Was für ein Unterschied! Der Bass wird jetzt straff an die Leine genommen und alles klingt für mich richtiger, zumal jetzt auch die zuvor etwas vermissten Feinheiten da sind. Beim Umschalten auf "Bypass" merkt man schon am Lautstärkeunterschied, wie stark die Korrektur ausfällt: mit Filter tönt es merklich leiser, ein Zeichen dafür, wie sehr der Filter die "Peaks" absenkt.
Den Unterschied zwischen "ohne" und "mit" Korrekturfilter möchte ich so beschreiben: Ohne Filter ist die LV 720 eine Spaßbox mit hohem Anmachfaktor. Mit Filter wird sie zu einem ernsthaften Abhörinstrument, mit dem ich heute bereits mehrere Stunden entspannt Musik genießen durfte. Da die LV 720 demnächt in mein Arbeitszimmer wandern wird und ich sie dort über PC + USB-Schnittstelle + Braun Vorverstärker CES 1020 anzusteuern beabsichtige, werde ich sie mit Acourate einmessen, was nach meinen bisherigen Erfahrungen mindestens denselben Qualitätssprung wie RoomPerfect bringen wird.

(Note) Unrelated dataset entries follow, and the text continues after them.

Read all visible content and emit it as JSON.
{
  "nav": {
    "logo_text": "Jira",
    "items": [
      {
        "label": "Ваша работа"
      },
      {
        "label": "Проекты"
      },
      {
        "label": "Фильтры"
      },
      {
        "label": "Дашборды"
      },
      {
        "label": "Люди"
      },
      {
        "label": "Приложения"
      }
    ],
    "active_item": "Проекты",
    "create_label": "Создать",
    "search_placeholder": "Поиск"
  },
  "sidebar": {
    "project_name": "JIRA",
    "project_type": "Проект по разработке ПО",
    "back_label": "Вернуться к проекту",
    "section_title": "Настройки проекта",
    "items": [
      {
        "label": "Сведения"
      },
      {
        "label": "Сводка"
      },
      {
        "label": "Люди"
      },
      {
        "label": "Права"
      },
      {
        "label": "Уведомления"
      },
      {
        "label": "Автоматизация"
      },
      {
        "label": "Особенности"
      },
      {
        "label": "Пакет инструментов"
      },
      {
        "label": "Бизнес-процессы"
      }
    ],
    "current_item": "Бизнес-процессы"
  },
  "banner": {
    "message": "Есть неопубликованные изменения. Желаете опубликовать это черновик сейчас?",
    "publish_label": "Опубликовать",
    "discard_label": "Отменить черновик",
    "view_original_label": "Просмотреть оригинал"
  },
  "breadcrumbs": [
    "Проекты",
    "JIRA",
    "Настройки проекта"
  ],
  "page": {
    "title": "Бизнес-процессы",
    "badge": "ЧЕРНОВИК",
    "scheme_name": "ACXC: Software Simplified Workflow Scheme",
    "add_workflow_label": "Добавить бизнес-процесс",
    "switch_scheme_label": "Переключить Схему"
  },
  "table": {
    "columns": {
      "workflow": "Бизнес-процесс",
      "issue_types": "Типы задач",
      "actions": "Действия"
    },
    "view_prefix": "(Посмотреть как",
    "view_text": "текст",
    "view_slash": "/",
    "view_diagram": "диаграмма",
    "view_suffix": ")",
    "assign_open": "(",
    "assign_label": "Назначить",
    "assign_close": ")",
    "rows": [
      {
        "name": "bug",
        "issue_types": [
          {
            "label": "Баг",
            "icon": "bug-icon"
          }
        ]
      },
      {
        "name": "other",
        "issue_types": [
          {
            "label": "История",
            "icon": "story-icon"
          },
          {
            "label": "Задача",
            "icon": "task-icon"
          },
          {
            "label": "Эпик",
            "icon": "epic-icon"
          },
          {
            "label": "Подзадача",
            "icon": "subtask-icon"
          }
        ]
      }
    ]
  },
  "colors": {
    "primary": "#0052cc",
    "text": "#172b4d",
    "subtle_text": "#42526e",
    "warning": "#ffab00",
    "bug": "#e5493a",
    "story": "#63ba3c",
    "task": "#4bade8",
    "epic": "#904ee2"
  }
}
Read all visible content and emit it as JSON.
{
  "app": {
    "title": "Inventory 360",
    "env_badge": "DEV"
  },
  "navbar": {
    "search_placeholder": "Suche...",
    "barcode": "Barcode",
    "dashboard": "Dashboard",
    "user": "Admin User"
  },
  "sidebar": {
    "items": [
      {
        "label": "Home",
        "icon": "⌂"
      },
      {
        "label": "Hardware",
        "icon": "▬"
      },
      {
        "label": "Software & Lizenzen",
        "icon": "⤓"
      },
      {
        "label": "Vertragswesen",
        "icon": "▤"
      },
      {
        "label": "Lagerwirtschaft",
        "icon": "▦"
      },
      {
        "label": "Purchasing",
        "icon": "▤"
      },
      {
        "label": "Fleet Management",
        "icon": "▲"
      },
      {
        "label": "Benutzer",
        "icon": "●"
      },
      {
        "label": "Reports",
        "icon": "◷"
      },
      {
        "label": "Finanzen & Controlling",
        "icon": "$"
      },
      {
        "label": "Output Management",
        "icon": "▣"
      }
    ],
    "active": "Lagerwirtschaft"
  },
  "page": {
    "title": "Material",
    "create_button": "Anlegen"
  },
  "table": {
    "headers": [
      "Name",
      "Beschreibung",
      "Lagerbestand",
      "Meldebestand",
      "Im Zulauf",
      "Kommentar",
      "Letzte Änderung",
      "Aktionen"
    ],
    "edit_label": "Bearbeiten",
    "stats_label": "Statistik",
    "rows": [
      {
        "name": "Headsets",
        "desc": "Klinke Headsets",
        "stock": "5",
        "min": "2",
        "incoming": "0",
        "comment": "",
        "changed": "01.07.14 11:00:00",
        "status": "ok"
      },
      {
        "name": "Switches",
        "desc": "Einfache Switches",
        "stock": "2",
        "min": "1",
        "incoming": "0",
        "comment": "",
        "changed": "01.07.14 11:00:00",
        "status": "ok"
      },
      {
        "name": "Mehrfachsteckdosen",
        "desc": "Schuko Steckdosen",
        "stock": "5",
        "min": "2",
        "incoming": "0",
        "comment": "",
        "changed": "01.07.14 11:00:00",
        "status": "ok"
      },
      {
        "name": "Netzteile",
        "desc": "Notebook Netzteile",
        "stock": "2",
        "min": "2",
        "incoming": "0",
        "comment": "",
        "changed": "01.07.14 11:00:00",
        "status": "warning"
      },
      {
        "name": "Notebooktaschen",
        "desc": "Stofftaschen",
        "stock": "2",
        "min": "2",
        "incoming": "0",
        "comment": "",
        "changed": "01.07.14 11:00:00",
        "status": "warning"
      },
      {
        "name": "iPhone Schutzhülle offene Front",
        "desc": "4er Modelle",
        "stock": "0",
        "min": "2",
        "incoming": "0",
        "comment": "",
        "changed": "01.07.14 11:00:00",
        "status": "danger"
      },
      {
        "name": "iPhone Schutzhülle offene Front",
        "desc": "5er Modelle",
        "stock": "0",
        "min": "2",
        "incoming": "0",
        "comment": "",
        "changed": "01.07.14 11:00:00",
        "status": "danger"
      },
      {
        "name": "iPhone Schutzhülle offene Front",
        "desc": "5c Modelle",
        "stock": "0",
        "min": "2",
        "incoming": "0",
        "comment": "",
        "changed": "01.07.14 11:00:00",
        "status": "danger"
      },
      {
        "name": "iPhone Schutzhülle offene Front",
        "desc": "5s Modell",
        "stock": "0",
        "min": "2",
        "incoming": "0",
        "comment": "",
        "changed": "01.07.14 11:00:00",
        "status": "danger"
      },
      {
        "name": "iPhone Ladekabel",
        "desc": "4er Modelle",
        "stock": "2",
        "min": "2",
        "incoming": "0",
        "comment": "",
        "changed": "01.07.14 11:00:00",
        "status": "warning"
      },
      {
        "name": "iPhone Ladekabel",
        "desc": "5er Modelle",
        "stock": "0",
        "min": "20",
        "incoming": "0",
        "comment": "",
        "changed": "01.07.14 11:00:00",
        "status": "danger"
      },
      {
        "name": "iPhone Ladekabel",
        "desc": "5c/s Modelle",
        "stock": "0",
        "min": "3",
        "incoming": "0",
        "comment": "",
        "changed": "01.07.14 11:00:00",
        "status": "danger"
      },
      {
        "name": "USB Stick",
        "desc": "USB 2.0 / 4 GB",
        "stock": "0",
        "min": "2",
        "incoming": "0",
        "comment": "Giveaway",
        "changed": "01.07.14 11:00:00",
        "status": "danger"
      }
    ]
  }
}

Und nun kommen wir zum wichtigsten Teil dieser Besprechung, dem Preis-/Leistungsverhältnis: Mit Adapterkabeln habe ich € 250,00 investiert. Ich möchte die Lautsprecher/Endstufen-Kombination im Neupreisbereich bis zu € 2.500 hören, die hier mithalten kann. Und bezieht man das Design in die Gesamtbetrachtung mit ein,
dann ist die Braun LV 720 fast* unschlagbar!
*endgültig unschlagbar dann, wenn Michael sie nach Gerts Vorgaben überarbeitet hat; aber man muss ja noch Ziele haben.
Volker, du solltest also unbedingt dran bleiben.